O Covid leva mais uma grande liderança indígena… Lúcio Flores Terena faleceu na noite deste domingo, 10 de janeiro, levado por este vírus maldito, aos 66 anos de idade. Nascido na Aldeia Jaguapiru, na Reserva Indígena Federal de Dourados, Mato Grosso do Sul, Lúcio Terena dedicou sua vida à defesa da saúde indígena, ao estudo das plantas medicinais utilizadas pelos povos indígenas brasileiros, e à defesa dos direitos dos povos originários brasileiros. Nossos sentidos pêsames à sua esposa, Matilde Madicai, a seus familiares, ao povo Terena e a todos os povos indígenas do Brasil.

Meu pai sempre foi respeitado pela sua liderança e articulação indígena.
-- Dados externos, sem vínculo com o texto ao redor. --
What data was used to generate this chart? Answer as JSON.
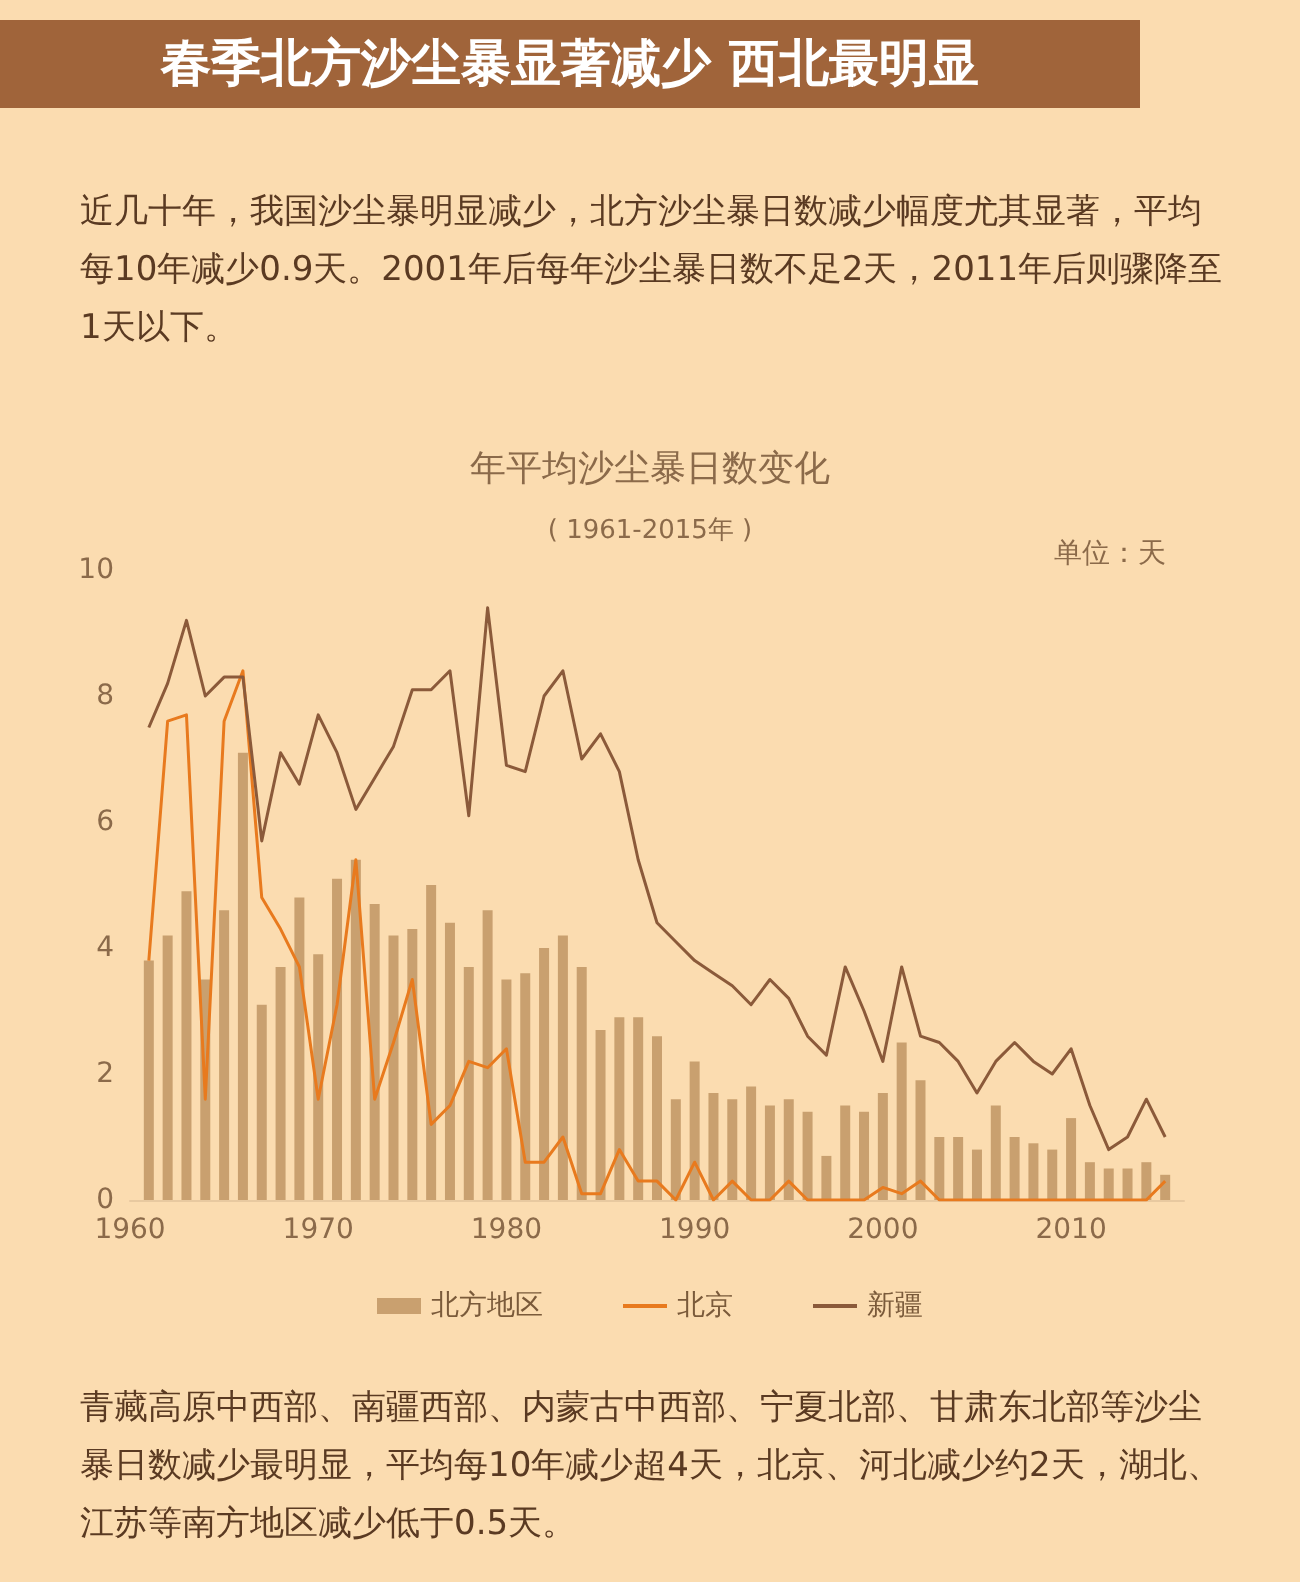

Em casa ele sempre foi um cara engraçado, se achava o gatão, lindão, magrão, lutador de boxe (no aquecimento para o banho), gostava de deitar no chão depois do almoço pra cochilar conosco, andava de mãos dadas comigo, era um amante da natureza e das pescarias, amava viajar, pé descalço sempre…
Era uma alma livre, não suportou ficar preso a uma cama e a um respirador, se libertou como sempre fez, resolveu voar… Vai pai, voa mais alto e mais longe! E daí, onde estiver, levanta novas lideranças, inspire novos desafios, nos veremos em breve.
E que o Grande ITUKOÓVIT te receba!

 

Nota de Pesar da APIB

A APIB está de Luto. Morreu no último domingo, 10 de janeiro do corrente, vítima da Covid – 19, aos 66 anos, o líder Lúcio Paiva Flores. Lúcio Terena, como era mais conhecido, nasceu na Aldeia Jaguapiru, no Estado Mato Grosso do Sul. Sociólogo e Mestre em Ciências da Religião, nos anos 90, morando em Cuiabá, estado de Mato Grosso.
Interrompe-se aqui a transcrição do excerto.